Przy okazji u mnie pojawił się nowy rozdział. Jest trochę żałosny, ale potrwa trochę czasu, zanim przypomnę sobie jak się pisze na klawiaturze ;). Pozdrawiam i (chyba) zapraszam ;)!
Hej. Na wstępie bardzo przepraszam, że wcześniej nie pisałam, ale moja wena umarła, podobnie, jak chęci. Wpadłam tylko powiedzieć, że zawieszam swój blog, nie wiem na ile... może na zawsze? Także możesz usunąć mój blog ze swoich linków, bo po co sobie bałaganić nie potrzebnie.
OdpowiedzUsuńPozdrawiam i życzę wszystkiego najlepszego.
Cześć! Szukasz szablonu na bloga? Chciałbyś/Chciałabyś, żeby wyglądał inaczej? Pomożemy Ci!
OdpowiedzUsuńkolorowe-szabony.blogspot.com
Tam możesz zamówić coś dla siebie! Nie czekaj! Zamów!

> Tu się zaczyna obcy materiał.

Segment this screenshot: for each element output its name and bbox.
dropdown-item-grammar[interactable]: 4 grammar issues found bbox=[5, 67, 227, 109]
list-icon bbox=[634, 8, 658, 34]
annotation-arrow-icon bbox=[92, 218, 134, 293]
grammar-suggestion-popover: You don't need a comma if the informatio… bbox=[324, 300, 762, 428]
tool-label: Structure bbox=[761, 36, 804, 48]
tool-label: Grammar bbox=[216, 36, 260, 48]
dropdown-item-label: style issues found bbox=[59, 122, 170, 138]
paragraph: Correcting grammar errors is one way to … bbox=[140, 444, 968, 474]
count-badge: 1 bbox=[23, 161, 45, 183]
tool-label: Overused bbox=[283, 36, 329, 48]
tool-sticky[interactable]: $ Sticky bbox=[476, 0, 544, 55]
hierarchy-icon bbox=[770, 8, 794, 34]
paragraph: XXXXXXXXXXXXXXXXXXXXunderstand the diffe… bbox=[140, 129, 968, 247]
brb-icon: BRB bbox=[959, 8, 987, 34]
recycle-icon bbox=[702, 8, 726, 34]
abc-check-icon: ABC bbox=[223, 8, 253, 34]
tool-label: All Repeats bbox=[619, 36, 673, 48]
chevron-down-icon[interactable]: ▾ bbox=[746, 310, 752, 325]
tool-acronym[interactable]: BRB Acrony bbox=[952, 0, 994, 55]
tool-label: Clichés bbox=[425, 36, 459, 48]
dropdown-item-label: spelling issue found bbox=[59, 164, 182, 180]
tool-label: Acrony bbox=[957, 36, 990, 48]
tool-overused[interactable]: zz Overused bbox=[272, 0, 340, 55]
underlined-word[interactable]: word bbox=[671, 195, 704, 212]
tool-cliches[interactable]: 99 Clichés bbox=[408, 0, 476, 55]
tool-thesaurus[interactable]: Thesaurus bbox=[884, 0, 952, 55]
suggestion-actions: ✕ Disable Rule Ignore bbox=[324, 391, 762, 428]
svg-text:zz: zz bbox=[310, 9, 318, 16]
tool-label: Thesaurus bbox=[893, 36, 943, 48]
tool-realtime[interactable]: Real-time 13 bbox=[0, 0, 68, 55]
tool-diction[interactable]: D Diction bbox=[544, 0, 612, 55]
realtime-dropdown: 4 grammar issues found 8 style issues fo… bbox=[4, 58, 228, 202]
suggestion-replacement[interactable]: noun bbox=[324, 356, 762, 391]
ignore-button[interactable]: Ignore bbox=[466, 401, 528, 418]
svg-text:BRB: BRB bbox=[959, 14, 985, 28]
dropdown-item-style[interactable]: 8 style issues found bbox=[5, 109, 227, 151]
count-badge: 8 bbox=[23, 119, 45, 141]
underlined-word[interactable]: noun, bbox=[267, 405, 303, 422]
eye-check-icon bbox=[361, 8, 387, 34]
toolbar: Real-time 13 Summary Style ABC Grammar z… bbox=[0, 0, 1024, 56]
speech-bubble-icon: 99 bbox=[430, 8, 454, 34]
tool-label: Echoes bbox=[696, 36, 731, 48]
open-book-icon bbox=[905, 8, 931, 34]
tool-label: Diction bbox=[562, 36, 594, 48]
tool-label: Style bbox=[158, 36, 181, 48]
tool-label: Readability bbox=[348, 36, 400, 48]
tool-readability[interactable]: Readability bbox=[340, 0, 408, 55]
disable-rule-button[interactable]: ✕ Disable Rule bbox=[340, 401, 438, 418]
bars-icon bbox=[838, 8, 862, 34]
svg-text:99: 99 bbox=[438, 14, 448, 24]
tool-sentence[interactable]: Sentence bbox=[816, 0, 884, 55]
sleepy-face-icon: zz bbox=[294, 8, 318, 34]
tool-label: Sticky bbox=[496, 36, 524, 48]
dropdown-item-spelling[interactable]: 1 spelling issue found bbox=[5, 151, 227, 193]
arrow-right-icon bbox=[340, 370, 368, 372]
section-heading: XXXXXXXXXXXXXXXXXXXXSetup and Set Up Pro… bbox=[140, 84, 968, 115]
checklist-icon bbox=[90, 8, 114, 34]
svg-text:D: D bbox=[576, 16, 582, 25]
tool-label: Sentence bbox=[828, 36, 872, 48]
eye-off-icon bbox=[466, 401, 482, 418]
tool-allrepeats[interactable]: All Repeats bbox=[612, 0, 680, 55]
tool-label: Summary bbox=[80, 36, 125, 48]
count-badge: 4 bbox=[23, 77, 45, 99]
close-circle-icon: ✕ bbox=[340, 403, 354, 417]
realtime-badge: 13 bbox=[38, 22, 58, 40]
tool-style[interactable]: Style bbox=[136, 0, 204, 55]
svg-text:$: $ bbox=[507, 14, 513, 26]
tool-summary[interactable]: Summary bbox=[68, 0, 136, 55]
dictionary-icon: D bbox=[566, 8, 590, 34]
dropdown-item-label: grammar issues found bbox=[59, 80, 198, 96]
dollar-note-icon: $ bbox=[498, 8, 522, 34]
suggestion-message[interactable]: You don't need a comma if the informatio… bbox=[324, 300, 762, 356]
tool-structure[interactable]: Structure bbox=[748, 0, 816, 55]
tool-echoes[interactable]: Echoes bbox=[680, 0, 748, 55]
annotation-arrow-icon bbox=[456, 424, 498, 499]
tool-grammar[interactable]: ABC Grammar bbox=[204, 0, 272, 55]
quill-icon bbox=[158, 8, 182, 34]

Nominowałam tego bloga do Liebster Awards. Więcej informacji na: http://zapomniana-legenda.blogspot.com/.
OdpowiedzUsuńŁał...
OdpowiedzUsuńŚwietny, świetny rozdział i ogółem blog :D
Bardzo podoba mi się to, jak piszesz.
Ciesze się że znalazłam twój blog :DD
Miałam poinformować, to informuję. W końcu założyłam bloga ;) A ty napisz coś ;>
OdpowiedzUsuńObdarowani.blogspot.com
Podtrzymuję opinię z komentarza pod rozdziałem czwartym. Wciąż pojawiają się powtórzenia i błędy interpunkcyjne. Robi się coraz ciekawiej, szczególnie spodobał mi się opis z ostatniego akapitu. Twój blog zdaje się być uzależniający, gdy kończę czytać odnoszę wrażenie jakby woda wdzierała mi się do płuc, nie pozwalając na złapanie oddechu. Dopiero gdy ponownie zagłębiam się w lekturę, napór ustępuje, a do mojego serca dociera tlen. Najwidoczniej jestem masochistką, bo podoba mi się to uczucie. Nie przestawaj pisać<3
OdpowiedzUsuńhttp://intheblackrain.blogspot.com/
Callea wydaje się być intrygującą postacią, jestem ciekawa, jak potoczą się jej losy :). Czekam na kolejny rozdział.
OdpowiedzUsuńBardzo fajnie piszesz . Dość ciekawe opowiadanie :D Ja wraz z moją przyjaciółką zaczynamy pisać bloga, może chciałabyś wpaść ? :D Miło by było poznać Twoją opinię na Nasz temat :) Serdecznie pozdrawiam ! ;)
OdpowiedzUsuń[ http://odglosy-nocy.blogspot.com ]
Świetnie piszesz. Callea jest bardzo ciekawą postacią. Chętnie poznałabym ją bliżej. Są czasem powtórzenia i błędy interpunkcyjne, ale widać, że nad tym pracujesz.